When you look at the stock prices of various businesses, you will see that they vary greatly. In general they range from around $5.00 to $100 per share. But there are stocks with share prices greater and less. For example, the stock of Berkshire Hathaway (Warren Buffet’s company), sells for over $100,000 per share. But generally, share prices are kept under $100.00 each. The theory is that in general practice, individual investors would buy company shares in a lot of 100 shares. By keeping the share price under $100, the investor would need a maximum of $10,000 to purchase 100 shares. How is the share price kept under $100? Through a stock split that we will address later. There is no absolute “rule” governing the price of a share and you should not assume that the relative stock price says anything about the value of the business.

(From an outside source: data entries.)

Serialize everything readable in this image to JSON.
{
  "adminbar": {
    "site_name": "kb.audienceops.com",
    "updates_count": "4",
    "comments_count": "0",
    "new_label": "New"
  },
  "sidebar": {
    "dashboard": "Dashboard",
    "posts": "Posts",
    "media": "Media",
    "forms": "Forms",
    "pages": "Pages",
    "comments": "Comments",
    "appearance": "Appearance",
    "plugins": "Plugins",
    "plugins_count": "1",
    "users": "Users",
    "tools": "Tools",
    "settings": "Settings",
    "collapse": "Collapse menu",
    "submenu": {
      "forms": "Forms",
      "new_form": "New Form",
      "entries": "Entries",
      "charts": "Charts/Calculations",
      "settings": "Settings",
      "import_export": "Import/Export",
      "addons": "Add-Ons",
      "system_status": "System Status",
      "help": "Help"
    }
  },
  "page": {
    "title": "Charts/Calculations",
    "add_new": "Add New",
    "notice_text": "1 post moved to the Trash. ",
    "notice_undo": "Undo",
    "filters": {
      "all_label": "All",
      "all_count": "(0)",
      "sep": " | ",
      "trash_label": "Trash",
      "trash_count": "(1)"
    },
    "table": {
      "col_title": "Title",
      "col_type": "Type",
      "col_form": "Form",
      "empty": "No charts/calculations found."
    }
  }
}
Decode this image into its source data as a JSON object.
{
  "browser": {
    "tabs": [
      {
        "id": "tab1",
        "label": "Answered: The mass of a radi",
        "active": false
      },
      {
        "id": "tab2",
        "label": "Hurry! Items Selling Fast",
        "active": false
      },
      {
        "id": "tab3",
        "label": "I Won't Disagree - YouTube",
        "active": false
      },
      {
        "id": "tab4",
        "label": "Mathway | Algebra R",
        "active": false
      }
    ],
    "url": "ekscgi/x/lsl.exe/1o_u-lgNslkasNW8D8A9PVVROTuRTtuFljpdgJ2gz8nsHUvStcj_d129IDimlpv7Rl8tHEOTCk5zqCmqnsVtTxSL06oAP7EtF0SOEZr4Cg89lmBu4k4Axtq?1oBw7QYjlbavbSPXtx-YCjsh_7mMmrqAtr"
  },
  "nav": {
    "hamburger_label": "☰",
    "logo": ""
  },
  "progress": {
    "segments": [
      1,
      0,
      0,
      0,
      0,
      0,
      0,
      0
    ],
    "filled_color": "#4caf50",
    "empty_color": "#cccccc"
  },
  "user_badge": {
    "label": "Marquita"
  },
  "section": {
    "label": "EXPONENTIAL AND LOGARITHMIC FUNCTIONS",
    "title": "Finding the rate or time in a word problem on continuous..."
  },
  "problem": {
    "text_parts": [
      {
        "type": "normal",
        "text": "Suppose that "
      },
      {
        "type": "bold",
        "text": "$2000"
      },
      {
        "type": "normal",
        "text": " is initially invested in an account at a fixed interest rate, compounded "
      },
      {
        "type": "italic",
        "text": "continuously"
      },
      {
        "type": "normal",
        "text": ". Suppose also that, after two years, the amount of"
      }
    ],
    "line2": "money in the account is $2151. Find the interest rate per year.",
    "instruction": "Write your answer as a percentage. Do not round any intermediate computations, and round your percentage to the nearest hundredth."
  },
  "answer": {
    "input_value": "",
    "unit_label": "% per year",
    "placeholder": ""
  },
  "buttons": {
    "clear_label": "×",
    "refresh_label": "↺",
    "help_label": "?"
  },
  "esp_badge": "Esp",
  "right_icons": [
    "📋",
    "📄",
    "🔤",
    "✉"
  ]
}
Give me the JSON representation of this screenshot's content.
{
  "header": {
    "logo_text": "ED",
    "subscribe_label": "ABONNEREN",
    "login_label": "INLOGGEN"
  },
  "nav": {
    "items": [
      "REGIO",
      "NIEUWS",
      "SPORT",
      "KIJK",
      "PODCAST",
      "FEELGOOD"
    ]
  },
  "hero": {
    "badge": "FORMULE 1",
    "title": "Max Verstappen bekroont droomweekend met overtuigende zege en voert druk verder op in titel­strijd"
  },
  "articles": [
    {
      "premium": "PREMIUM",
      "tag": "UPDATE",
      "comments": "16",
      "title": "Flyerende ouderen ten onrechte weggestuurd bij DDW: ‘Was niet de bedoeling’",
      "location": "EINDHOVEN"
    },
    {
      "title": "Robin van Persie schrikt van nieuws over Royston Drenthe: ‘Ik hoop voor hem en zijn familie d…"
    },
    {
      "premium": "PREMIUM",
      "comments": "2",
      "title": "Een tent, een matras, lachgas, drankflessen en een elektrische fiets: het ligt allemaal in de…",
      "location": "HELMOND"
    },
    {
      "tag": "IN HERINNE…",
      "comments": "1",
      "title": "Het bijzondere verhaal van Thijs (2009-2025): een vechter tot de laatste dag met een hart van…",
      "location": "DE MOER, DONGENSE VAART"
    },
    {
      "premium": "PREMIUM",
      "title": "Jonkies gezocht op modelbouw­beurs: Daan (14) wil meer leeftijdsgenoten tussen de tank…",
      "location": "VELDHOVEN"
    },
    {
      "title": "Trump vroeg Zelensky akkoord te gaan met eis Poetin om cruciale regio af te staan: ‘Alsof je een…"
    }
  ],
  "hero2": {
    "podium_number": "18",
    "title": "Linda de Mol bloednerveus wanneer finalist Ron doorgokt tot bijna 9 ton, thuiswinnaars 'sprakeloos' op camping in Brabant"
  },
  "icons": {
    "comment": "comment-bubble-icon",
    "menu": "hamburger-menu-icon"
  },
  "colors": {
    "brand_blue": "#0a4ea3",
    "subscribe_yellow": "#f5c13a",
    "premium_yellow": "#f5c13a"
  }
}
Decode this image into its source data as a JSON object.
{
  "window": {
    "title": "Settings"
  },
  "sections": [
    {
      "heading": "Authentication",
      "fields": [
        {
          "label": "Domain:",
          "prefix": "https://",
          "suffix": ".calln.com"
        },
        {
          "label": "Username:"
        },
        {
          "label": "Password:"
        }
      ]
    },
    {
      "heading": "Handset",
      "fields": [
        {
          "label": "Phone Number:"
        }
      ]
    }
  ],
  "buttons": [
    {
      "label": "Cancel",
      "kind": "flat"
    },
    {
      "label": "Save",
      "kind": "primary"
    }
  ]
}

For example, if the shares of company A are selling for $20 and the shares of company B are selling for $40, which is better to own? From this information alone, you have no way of knowing. Just because company B is selling for more than company A doesn’t mean that it’s a better company to own. You have to know much more about the company, for example the quality of its balance sheet, its earnings (EPS), its prospects for revenue and earnings growth in the future, cash flow, its products and services, quality of the management, etc.
The most commonly used metric to help evaluate the share price is the PE ratio, or price/earnings ratio. This is derived by dividing the share price by the yearly EPS. For example, if the share price is $20 and the recent earnings are $2.00 per share, then the PE ratio is $20.00/$2.00 = 10. This provides a means to compare the share price to the share price of other companies.
Think of this as an analogy to shopping for paper towels. The store will generally have single rolls and packages of multiple rolls. You’d like to know which represents the best value. Generally, you’ll do this by comparing the cost per roll. This simplifies the comparison. For stocks, EPS and the PE ratio give you a means to compare the relative value represented by the share price for a particular stock.
A low PE ratio represents a business selling at a relatively low value compared to its earnings and MAY indicate a good value while a high PE indicates that this company is expected to experience rapid earnings growth but MAY represent an over priced business. However, there are many other factors to consider. The primary one is the rate at which the company can/may grow its earnings. For example, the stock of an electric utility company, for example, Consolidated Edison (ED) will most likely sell at a low PE because it’s not expected to grow its earnings very rapidly. Its rates are regulated so its growth will be relatively slow but predictable. However, the stock of Chipotle Mexican Grill (CMG) trades at a relatively high PE because it is growing rapidly by adding many new restaurants each year.
You can find this kind of information for any traded stock using many different web sites. A good one is Yahoo finance. There you can enter the stock symbol or company name and get a quote that will show the current stock price and much more, including the PE ratio, market cap, etc.